La transformation

 

Damián Ruiz

Le trouble obsessionnel présente des composantes symptomatiques claires : des rituels mentaux ou comportementaux, des pensées intrusives et/ou des superstitions irrationnelles, des doutes permanents et, à la base, une anxiété très élevée alimentée par la peur et/ou la culpabilité.

Mais le TOC, qui est un trouble psychologique important, ne peut pas servir de mécanisme de défense ou de refuge face à des réalités personnelles qui ne peuvent être assumées, pas plus qu’il ne peut être confondu avec des personnalités obsessionnelles ayant une certaine « manie » de l’ordre ou de la propreté.

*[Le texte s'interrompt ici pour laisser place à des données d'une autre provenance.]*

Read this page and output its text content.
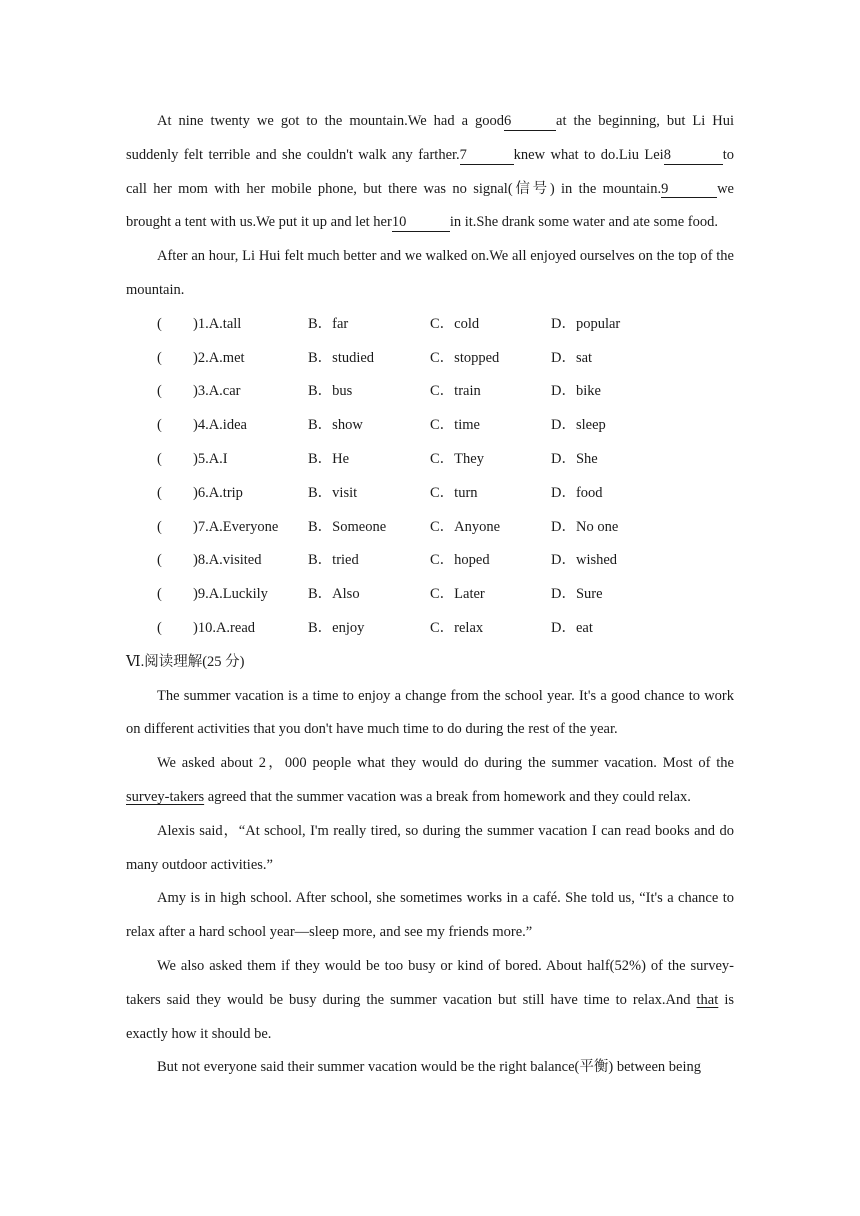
At nine twenty we got to the mountain.We had a good6	at the beginning, but Li Hui suddenly felt terrible and she couldn't walk any farther.7	knew what to do.Liu Lei8	to call her mom with her mobile phone, but there was no signal(信号) in the mountain.9	we brought a tent with us.We put it up and let her10	in it.She drank some water and ate some food.

After an hour, Li Hui felt much better and we walked on.We all enjoyed ourselves on the top of the mountain.

( )1.A.tall	B．far	C．cold	D．popular
( )2.A.met	B．studied	C．stopped	D．sat
( )3.A.car	B．bus	C．train	D．bike
( )4.A.idea	B．show	C．time	D．sleep
( )5.A.I	B．He	C．They	D．She
( )6.A.trip	B．visit	C．turn	D．food
( )7.A.Everyone B．Someone	C．Anyone	D．No one
( )8.A.visited	B．tried	C．hoped	D．wished
( )9.A.Luckily	B．Also	C．Later	D．Sure
( )10.A.read	B．enjoy	C．relax	D．eat
Ⅵ.阅读理解(25 分)

The summer vacation is a time to enjoy a change from the school year. It's a good chance to work on different activities that you don't have much time to do during the rest of the year.

We asked about 2，000 people what they would do during the summer vacation. Most of the survey‐takers agreed that the summer vacation was a break from homework and they could relax.

Alexis said，“At school, I'm really tired, so during the summer vacation I can read books and do many outdoor activities.”

Amy is in high school. After school, she sometimes works in a café. She told us, “It's a chance to relax after a hard school year—sleep more, and see my friends more.”

We also asked them if they would be too busy or kind of bored. About half(52%) of the survey-takers said they would be busy during the summer vacation but still have time to relax.And that is exactly how it should be.

But not everyone said their summer vacation would be the right balance(平衡) between being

Prenons quelques exemples. Si une personne dit souffrir d’un TOC lié à l’orientation sexuelle, l’un des plus fréquents, mais qu’elle a eu des relations sexuelles agréables avec quelqu’un du même genre, qu’elle est tombée amoureuse d’une personne du même genre, qu’elle a été réellement excitée (sans s’auto-stimuler) en pensant à des images érotiques ou pornographiques de personnes du même sexe ou en les regardant, alors il ne s’agit pas d’un TOC. Il s’agit d’une homosexualité égodystonique (ou d’une bisexualité), c’est-à-dire d’une non-acceptation ou d’une non-intégration de son orientation sexuelle.

Et je ne parle pas ici de suppositions dialectiques mais de faits.

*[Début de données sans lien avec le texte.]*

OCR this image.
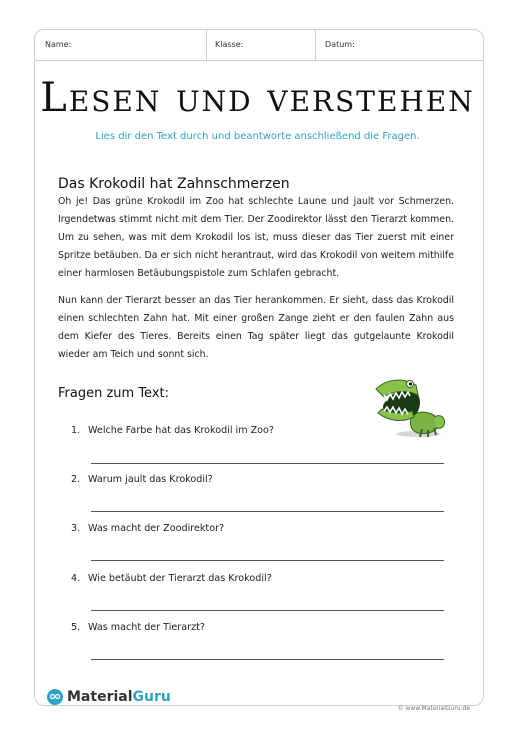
Name:	Klasse:	Datum:
Lesen und verstehen
Lies dir den Text durch und beantworte anschließend die Fragen.
Das Krokodil hat Zahnschmerzen
Oh je! Das grüne Krokodil im Zoo hat schlechte Laune und jault vor Schmerzen. Irgendetwas stimmt nicht mit dem Tier. Der Zoodirektor lässt den Tierarzt kommen. Um zu sehen, was mit dem Krokodil los ist, muss dieser das Tier zuerst mit einer Spritze betäuben. Da er sich nicht herantraut, wird das Krokodil von weitem mithilfe einer harmlosen Betäubungspistole zum Schlafen gebracht.
Nun kann der Tierarzt besser an das Tier herankommen. Er sieht, dass das Krokodil einen schlechten Zahn hat. Mit einer großen Zange zieht er den faulen Zahn aus dem Kiefer des Tieres. Bereits einen Tag später liegt das gutgelaunte Krokodil wieder am Teich und sonnt sich.
Fragen zum Text:
1. Welche Farbe hat das Krokodil im Zoo?
2. Warum jault das Krokodil?
3. Was macht der Zoodirektor?
4. Wie betäubt der Tierarzt das Krokodil?
5. Was macht der Tierarzt?
MaterialGuru
© www.MaterialGuru.de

Vouloir transformer cela en TOC pour soulager l’anxiété ne fait que retarder et aggraver la résolution possible du trouble.

Car quand s’agirait-il d’un TOC ?

Lorsqu’en dépit de toutes les vérifications effectuées, la personne ne parvient pas à ressentir un véritable désir ou une véritable excitation (la présence de certains picotements dans la zone génitale ou une légère augmentation de la taille du pénis étant due à l’anxiété et à rien d’autre) et lorsqu’elle n’a ressenti aucun type d’attirance, ni amoureuse ni sexuelle, envers une personne du même sexe.

Je souligne que nous sommes tous parfaitement conscients du fait qu’une personne de notre propre genre peut être attirante, mais l’appréciation esthétique de la beauté n’implique pas nécessairement le désir sexuel.

Autrement dit, pour qu’il s’agisse d’un TOC, le doute doit persister de manière permanente, car lorsqu’il s’agit d’une homosexualité égodystonique, la personne est généralement déjà passée à l’acte et cette expérience s’est révélée satisfaisante, même s’il lui est difficile de l’intégrer ou de l’admettre.

Passons maintenant au prétendu TOC amoureux ou relationnel.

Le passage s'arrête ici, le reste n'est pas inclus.